Because all the alternatives come with baggage. WordPress is powerful, but it needs constant maintenance and carries the weight of its ecosystem with it. Big cloud platforms want me to hand over my content in exchange for a “service”. Static site generators always seem to assume I want a thousand features and a build pipeline that feels like I am compiling a nuclear reactor.

I wanted none of that. I wanted something that: • lives in a folder • travels with me • works offline • can be hosted anywhere • never breaks when the internet sneezes • does not need a marketing department to explain how to use it

SchmidtPress does exactly that.

Features, The Way I Actually Use Them

Markdown-First

I write everything in Markdown. SchmidtPress reads these files, extracts the front matter, and renders them into HTML on the client side. No conversion step. No plugins. No build process.

Real Permalinks

Every post can have its own permalink, making sharing effortless and avoiding the dreaded ?post=something URLs unless I explicitly want them.

Tag and Language Filters

My writing is multilingual, so SchmidtPress makes it easy to filter by language. Tags work in the same way: click, filter, read.

Lightning Fast Search

A small search input filters titles and content instantly. No database queries, no indexing daemon, no delay.

Instant Publishing

Drop a Markdown file into the posts folder, refresh the page, done. That is the entire workflow.

And the Best Part

The whole thing is mine. No company can shut it down. No service can deprecate it. No cloud provider can lock me out. It belongs to me the way a notebook or a typewriter belongs to its owner.
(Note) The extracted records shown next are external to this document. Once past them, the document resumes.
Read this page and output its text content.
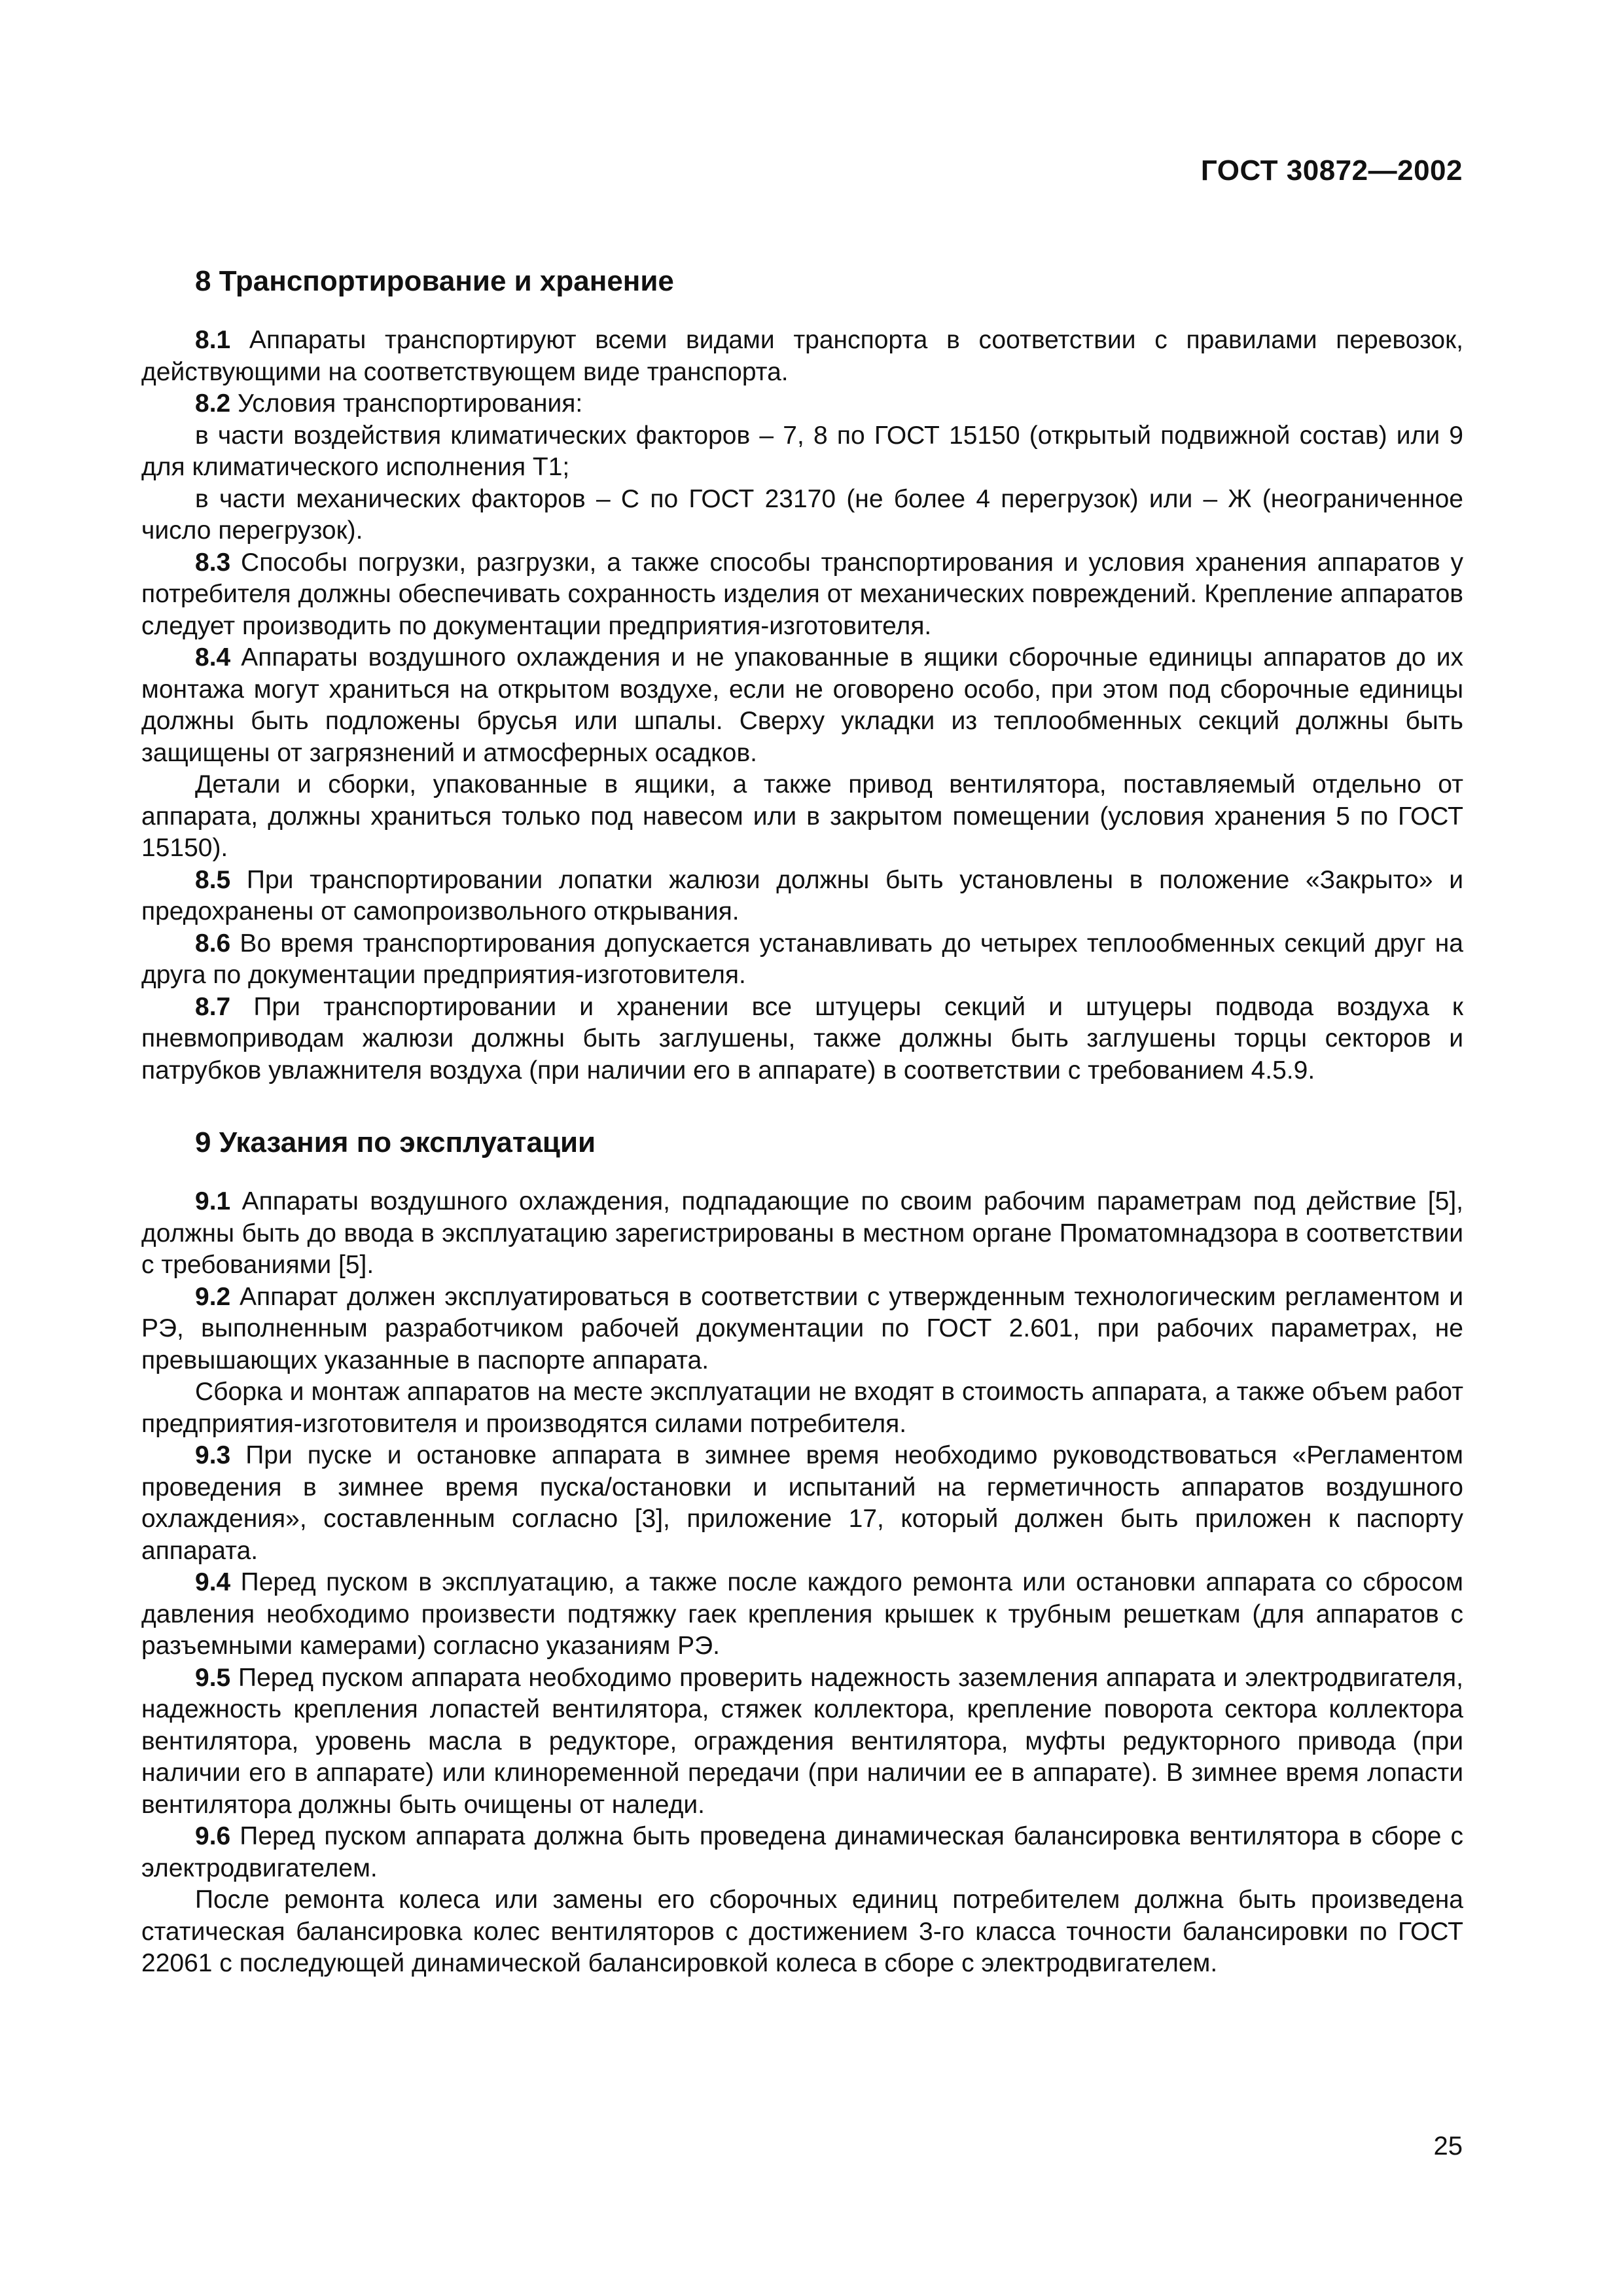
ГОСТ 30872—2002
8 Транспортирование и хранение

8.1 Аппараты транспортируют всеми видами транспорта в соответствии с правилами перевозок, действующими на соответствующем виде транспорта.

8.2 Условия транспортирования:

в части воздействия климатических факторов – 7, 8 по ГОСТ 15150 (открытый подвижной состав) или 9 для климатического исполнения Т1;

в части механических факторов – С по ГОСТ 23170 (не более 4 перегрузок) или – Ж (неограниченное число перегрузок).

8.3 Способы погрузки, разгрузки, а также способы транспортирования и условия хранения аппаратов у потребителя должны обеспечивать сохранность изделия от механических повреждений. Крепление аппаратов следует производить по документации предприятия-изготовителя.

8.4 Аппараты воздушного охлаждения и не упакованные в ящики сборочные единицы аппаратов до их монтажа могут храниться на открытом воздухе, если не оговорено особо, при этом под сборочные единицы должны быть подложены брусья или шпалы. Сверху укладки из теплообменных секций должны быть защищены от загрязнений и атмосферных осадков.

Детали и сборки, упакованные в ящики, а также привод вентилятора, поставляемый отдельно от аппарата, должны храниться только под навесом или в закрытом помещении (условия хранения 5 по ГОСТ 15150).

8.5 При транспортировании лопатки жалюзи должны быть установлены в положение «Закрыто» и предохранены от самопроизвольного открывания.

8.6 Во время транспортирования допускается устанавливать до четырех теплообменных секций друг на друга по документации предприятия-изготовителя.

8.7 При транспортировании и хранении все штуцеры секций и штуцеры подвода воздуха к пневмоприводам жалюзи должны быть заглушены, также должны быть заглушены торцы секторов и патрубков увлажнителя воздуха (при наличии его в аппарате) в соответствии с требованием 4.5.9.

9 Указания по эксплуатации

9.1 Аппараты воздушного охлаждения, подпадающие по своим рабочим параметрам под действие [5], должны быть до ввода в эксплуатацию зарегистрированы в местном органе Проматомнадзора в соответствии с требованиями [5].

9.2 Аппарат должен эксплуатироваться в соответствии с утвержденным технологическим регламентом и РЭ, выполненным разработчиком рабочей документации по ГОСТ 2.601, при рабочих параметрах, не превышающих указанные в паспорте аппарата.

Сборка и монтаж аппаратов на месте эксплуатации не входят в стоимость аппарата, а также объем работ предприятия-изготовителя и производятся силами потребителя.

9.3 При пуске и остановке аппарата в зимнее время необходимо руководствоваться «Регламентом проведения в зимнее время пуска/остановки и испытаний на герметичность аппаратов воздушного охлаждения», составленным согласно [3], приложение 17, который должен быть приложен к паспорту аппарата.

9.4 Перед пуском в эксплуатацию, а также после каждого ремонта или остановки аппарата со сбросом давления необходимо произвести подтяжку гаек крепления крышек к трубным решеткам (для аппаратов с разъемными камерами) согласно указаниям РЭ.

9.5 Перед пуском аппарата необходимо проверить надежность заземления аппарата и электродвигателя, надежность крепления лопастей вентилятора, стяжек коллектора, крепление поворота сектора коллектора вентилятора, уровень масла в редукторе, ограждения вентилятора, муфты редукторного привода (при наличии его в аппарате) или клиноременной передачи (при наличии ее в аппарате). В зимнее время лопасти вентилятора должны быть очищены от наледи.

9.6 Перед пуском аппарата должна быть проведена динамическая балансировка вентилятора в сборе с электродвигателем.

После ремонта колеса или замены его сборочных единиц потребителем должна быть произведена статическая балансировка колес вентиляторов с достижением 3-го класса точности балансировки по ГОСТ 22061 с последующей динамической балансировкой колеса в сборе с электродвигателем.

25
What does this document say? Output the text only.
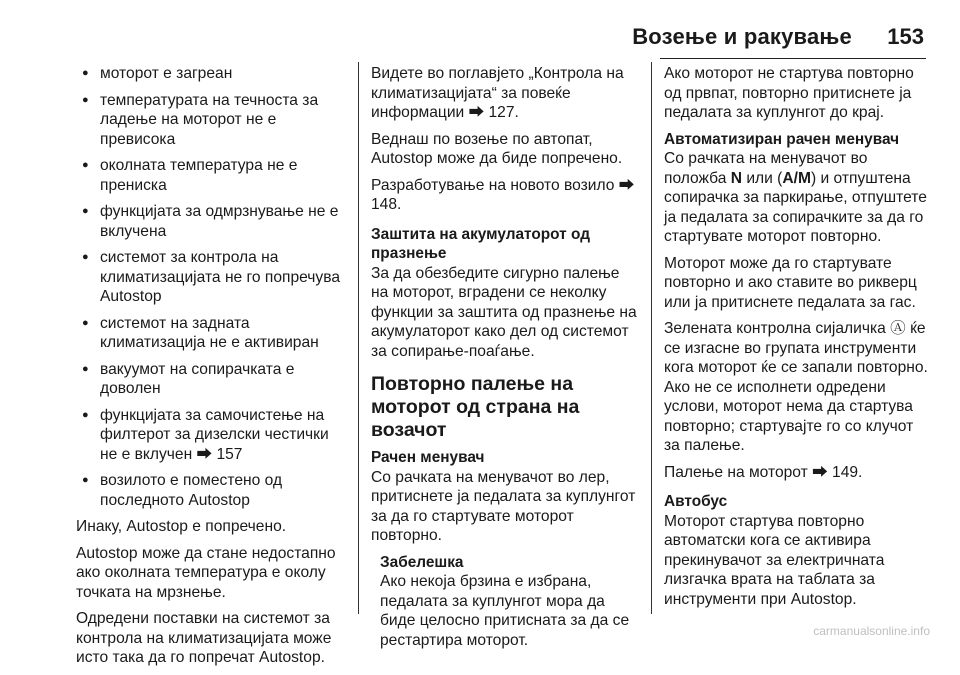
Возење и ракување 153
● моторот е загреан
● температурата на течноста за ладење на моторот не е превисока
● околната температура не е прениска
● функцијата за одмрзнување не е вклучена
● системот за контрола на климатизацијата не го попречува Autostop
● системот на задната климатизација не е активиран
● вакуумот на сопирачката е доволен
● функцијата за самочистење на филтерот за дизелски честички не е вклучен ⮕ 157
● возилото е поместено од последното Autostop

Инаку, Autostop е попречено.

Autostop може да стане недостапно ако околната температура е околу точката на мрзнење.

Одредени поставки на системот за контрола на климатизацијата може исто така да го попречат Autostop.

Видете во поглавјето „Контрола на климатизацијата“ за повеќе информации ⮕ 127.

Веднаш по возење по автопат, Autostop може да биде попречено.

Разработување на новото возило ⮕ 148.

Заштита на акумулаторот од празнење

За да обезбедите сигурно палење на моторот, вградени се неколку функции за заштита од празнење на акумулаторот како дел од системот за сопирање-поаѓање.

Повторно палење на моторот од страна на возачот

Рачен менувач

Со рачката на менувачот во лер, притиснете ја педалата за куплунгот за да го стартувате моторот повторно.

Забелешка

Ако некоја брзина е избрана, педалата за куплунгот мора да биде целосно притисната за да се рестартира моторот.

Ако моторот не стартува повторно од првпат, повторно притиснете ја педалата за куплунгот до крај.

Автоматизиран рачен менувач

Со рачката на менувачот во положба N или (A/M) и отпуштена сопирачка за паркирање, отпуштете ја педалата за сопирачките за да го стартувате моторот повторно.

Моторот може да го стартувате повторно и ако ставите во рикверц или ја притиснете педалата за гас.

Зелената контролна сијаличка Ⓐ ќе се изгасне во групата инструменти кога моторот ќе се запали повторно. Ако не се исполнети одредени услови, моторот нема да стартува повторно; стартувајте го со клучот за палење.

Палење на моторот ⮕ 149.

Автобус

Моторот стартува повторно автоматски кога се активира прекинувачот за електричната лизгачка врата на таблата за инструменти при Autostop.

carmanualsonline.info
A Blogging System With Personality

SchmidtPress is small, handmade, and honest. It feels like building a quiet digital retreat, practical, uncluttered, and free from unnecessary noise. It never pretends to be anything beyond its purpose, and that restraint is precisely what makes it strong. There is a real pleasure in using tools you have shaped yourself, tools that do exactly what you need and nothing extra. SchmidtPress is that kind of tool, a reminder that software does not have to be complex to be good, and that sometimes the best systems are the ones you can fully understand in an afternoon.

And this is exactly why I built it myself instead of surrendering my writing to yet another cloud platform. Cloud systems promise convenience, but what they actually deliver is dependency. Once you move your content into someone else’s infrastructure, you hand over control, privacy, and stability in one neat package. Your blog becomes “their service”, your data becomes “their asset”, and every outage, pricing change, and policy shift instantly becomes your problem. Cloud platforms centralise power, swallow your autonomy, and quietly funnel wealth toward companies that would love nothing more than to lock you in forever.

SchmidtPress is the opposite of that. No vendor, no subscription, no server farm halfway across the planet deciding when my words are available. Just a simple, local system that belongs entirely to me. In a world obsessed with outsourcing everything to the cloud, building something small and local is not just a technical choice, it is an act of independence.